Levothyroxine (Levothroid, Levoxyl, Synthroid)

Synthetic drug identical to human T4. Adjust dose on basis of total T4 and TSH (if primary hypothyroidism) or free T4 (if secondary or tertiary hypothyroidism); target range is normal total or free T4, with TSH < 5 mcU/mL. Use a single brand to avoid variations in potency between brands. Several commercial preparations are available and share equal efficacy, despite different potency. With age, dose decreases on a weight basis, although daily dose approximates 100 mcg/m2, IV dose is approximately 40-50% of the PO dose.

 

Follow-up

Further Outpatient Care

See the list below:

  • Once euthyroid, infants with congenital hypothyroidism should be observed every 3 months until they are aged 3 years. Thereafter, these children can be evaluated every 6 months.

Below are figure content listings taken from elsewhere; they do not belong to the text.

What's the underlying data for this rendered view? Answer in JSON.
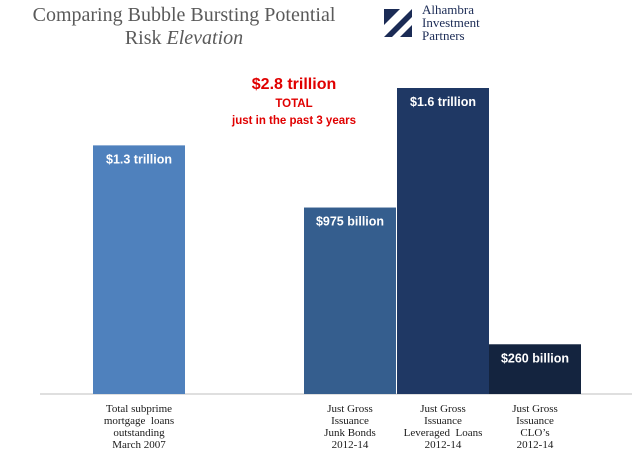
{
  "header": {
    "title_line1": "Comparing Bubble Bursting Potential",
    "title_line2_prefix": "Risk ",
    "title_line2_emphasis": "Elevation"
  },
  "logo": {
    "lines": [
      "Alhambra",
      "Investment",
      "Partners"
    ],
    "accent_color": "#1b2b55"
  },
  "annotation": {
    "amount": "$2.8 trillion",
    "label": "TOTAL",
    "note": "just in the past 3 years",
    "color": "#e00000"
  },
  "chart_data": {
    "type": "bar",
    "title": "",
    "xlabel": "",
    "ylabel": "",
    "ylim": [
      0,
      1.6
    ],
    "grid": false,
    "legend": "none",
    "categories": [
      [
        "Total subprime",
        "mortgage  loans",
        "outstanding",
        "March 2007"
      ],
      [
        "Just Gross",
        "Issuance",
        "Junk Bonds",
        "2012-14"
      ],
      [
        "Just Gross",
        "Issuance",
        "Leveraged  Loans",
        "2012-14"
      ],
      [
        "Just Gross",
        "Issuance",
        "CLO’s",
        "2012-14"
      ]
    ],
    "values": [
      1.3,
      0.975,
      1.6,
      0.26
    ],
    "units": "trillion USD",
    "data_labels": [
      "$1.3 trillion",
      "$975 billion",
      "$1.6 trillion",
      "$260 billion"
    ],
    "colors": [
      "#4f81bd",
      "#355e8e",
      "#1f3864",
      "#14243f"
    ]
  }
}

Inpatient & Outpatient Medications

See the list below:

  • Levothyroxine is the appropriate replacement therapy for all clinically significant forms of hypothyroidism (see Medical Care).

Deterrence/Prevention

See the list below:

  • Screening of newborns for hypothyroidism is required by law in all 50 US states.

  • One preventable cause of congenital hypothyroidism is avoidance of administration of radioiodine to women who are pregnant.[7] Thus, women should undergo pregnancy testing before receiving radioiodine.

Complications

See the list below:

  • The etiology of adverse clinical outcomes is multifactorial. Even with optimal therapy, some children with congenital hypothyroidism display intelligence quotient values lower than would be expected on the basis of genetic potential. Factors associated with this adverse outcome include a markedly low T4 value at birth, a markedly delayed bone age at diagnosis, delay in treatment, and low serum T4 levels during the first year of therapy.

Prognosis

See the list below:

  • The prognosis for patients with congenital hypothyroidism that is appropriately treated within 6 weeks of birth is excellent.

  • Children with acquired hypothyroidism who receive adequate treatment at least 5 years before the onset of puberty typically achieve a final adult height consistent with their genetic potential. Overtreating with thyroid hormone does not enhance catch-up growth and may compromise final adult height by advancing osseous maturation.